The feature is enabled by default and also sends details on which search queries children have typed in search engines like Bing, Yahoo and Google. Visited sites and used apps are displayed in an overview which allows parents to block either the app or site with a single mouse click.

On its website Microsoft explains the feature which it refers to as “Monitor your child’s device activity”. The email overview that shows what a child did on the computer is called an activity report.

On the page Microsoft writes, “the email summary gives you a lot of info about your child’s PC activities at a glance. But you can always delve into more details—and change permissions and other settings based on the activity info”.

Now with the games kids may be playing this might not be such a huge invasion of privacy, but surfing habits is a different matter. Children have an equal right to privacy as adults do, some Lesbian, Gay, Bisexual, Transgender (LGBT) organisations say.
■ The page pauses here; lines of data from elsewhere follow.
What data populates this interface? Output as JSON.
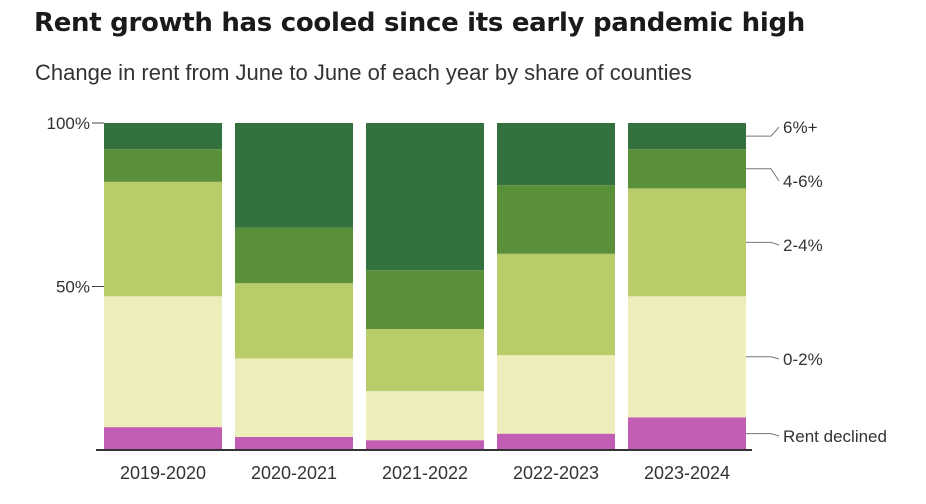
{
  "chart_data": {
    "type": "bar",
    "stacked": true,
    "title": "Rent growth has cooled since its early pandemic high",
    "subtitle": "Change in rent from June to June of each year by share of counties",
    "categories": [
      "2019-2020",
      "2020-2021",
      "2021-2022",
      "2022-2023",
      "2023-2024"
    ],
    "series": [
      {
        "name": "Rent declined",
        "color": "#c25db4",
        "values": [
          7,
          4,
          3,
          5,
          10
        ]
      },
      {
        "name": "0-2%",
        "color": "#eeeebc",
        "values": [
          40,
          24,
          15,
          24,
          37
        ]
      },
      {
        "name": "2-4%",
        "color": "#b9cc6a",
        "values": [
          35,
          23,
          19,
          31,
          33
        ]
      },
      {
        "name": "4-6%",
        "color": "#5a903a",
        "values": [
          10,
          17,
          18,
          21,
          12
        ]
      },
      {
        "name": "6%+",
        "color": "#33723e",
        "values": [
          8,
          32,
          45,
          19,
          8
        ]
      }
    ],
    "yticks": [
      {
        "value": 100,
        "label": "100%"
      },
      {
        "value": 50,
        "label": "50%"
      }
    ],
    "ylim": [
      0,
      100
    ],
    "xlabel": "",
    "ylabel": "",
    "legend_placement": "right"
  }
}
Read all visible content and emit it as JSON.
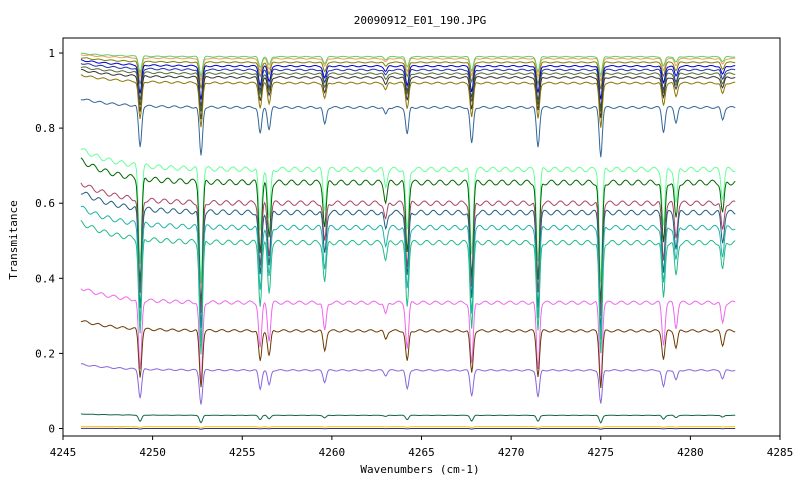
{
  "chart_data": {
    "type": "line",
    "title": "20090912_E01_190.JPG",
    "xlabel": "Wavenumbers (cm-1)",
    "ylabel": "Transmitance",
    "xlim": [
      4245,
      4285
    ],
    "ylim": [
      -0.02,
      1.04
    ],
    "x_ticks": [
      4245,
      4250,
      4255,
      4260,
      4265,
      4270,
      4275,
      4280,
      4285
    ],
    "y_ticks": [
      0,
      0.2,
      0.4,
      0.6,
      0.8,
      1
    ],
    "x_range": [
      4246,
      4282.5
    ],
    "grid": false,
    "legend": "none",
    "absorption_lines": [
      {
        "x": 4249.3,
        "rel_depth": 0.85
      },
      {
        "x": 4252.7,
        "rel_depth": 1.0
      },
      {
        "x": 4256.0,
        "rel_depth": 0.55
      },
      {
        "x": 4256.5,
        "rel_depth": 0.45
      },
      {
        "x": 4259.6,
        "rel_depth": 0.35
      },
      {
        "x": 4263.0,
        "rel_depth": 0.15
      },
      {
        "x": 4264.2,
        "rel_depth": 0.55
      },
      {
        "x": 4267.8,
        "rel_depth": 0.75
      },
      {
        "x": 4271.5,
        "rel_depth": 0.8
      },
      {
        "x": 4275.0,
        "rel_depth": 1.0
      },
      {
        "x": 4278.5,
        "rel_depth": 0.5
      },
      {
        "x": 4279.2,
        "rel_depth": 0.3
      },
      {
        "x": 4281.8,
        "rel_depth": 0.25
      }
    ],
    "series": [
      {
        "color": "#e8a060",
        "baseline": 0.985,
        "depth": 0.06
      },
      {
        "color": "#808000",
        "baseline": 0.975,
        "depth": 0.07
      },
      {
        "color": "#66cc66",
        "baseline": 0.99,
        "depth": 0.05
      },
      {
        "color": "#0000cc",
        "baseline": 0.965,
        "depth": 0.09
      },
      {
        "color": "#2233aa",
        "baseline": 0.955,
        "depth": 0.1
      },
      {
        "color": "#556b2f",
        "baseline": 0.945,
        "depth": 0.1
      },
      {
        "color": "#333333",
        "baseline": 0.935,
        "depth": 0.11
      },
      {
        "color": "#8b7500",
        "baseline": 0.92,
        "depth": 0.12
      },
      {
        "color": "#336699",
        "baseline": 0.855,
        "depth": 0.13
      },
      {
        "color": "#66ff99",
        "baseline": 0.69,
        "depth": 0.3
      },
      {
        "color": "#006600",
        "baseline": 0.655,
        "depth": 0.33
      },
      {
        "color": "#aa4466",
        "baseline": 0.6,
        "depth": 0.3
      },
      {
        "color": "#1f5f7f",
        "baseline": 0.575,
        "depth": 0.31
      },
      {
        "color": "#20b2aa",
        "baseline": 0.535,
        "depth": 0.3
      },
      {
        "color": "#22bb88",
        "baseline": 0.495,
        "depth": 0.3
      },
      {
        "color": "#ee66ee",
        "baseline": 0.335,
        "depth": 0.22
      },
      {
        "color": "#6b3a00",
        "baseline": 0.26,
        "depth": 0.15
      },
      {
        "color": "#8866dd",
        "baseline": 0.155,
        "depth": 0.09
      },
      {
        "color": "#116644",
        "baseline": 0.035,
        "depth": 0.02
      },
      {
        "color": "#ffcc00",
        "baseline": 0.005,
        "depth": 0.004
      },
      {
        "color": "#333399",
        "baseline": 0.0,
        "depth": 0.002
      }
    ]
  }
}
Children may surf to LGBT related websites with questions or seeking help. Teens or young adults that have discovered their gender sexuality may not immediately want to inform their parents, for fear of being unaccepted. Exposing people in the LGBT community to the outside world that are not ready for it can simply be dangerous.

Parents that created a family account, but never wanted to spy on their children, found out about the option when they first received the overview mails. It was unclear to the parents and their children that the operating system tracked and stored everything happening on the computer. The concerned parents argue the feature violates the privacy of their children.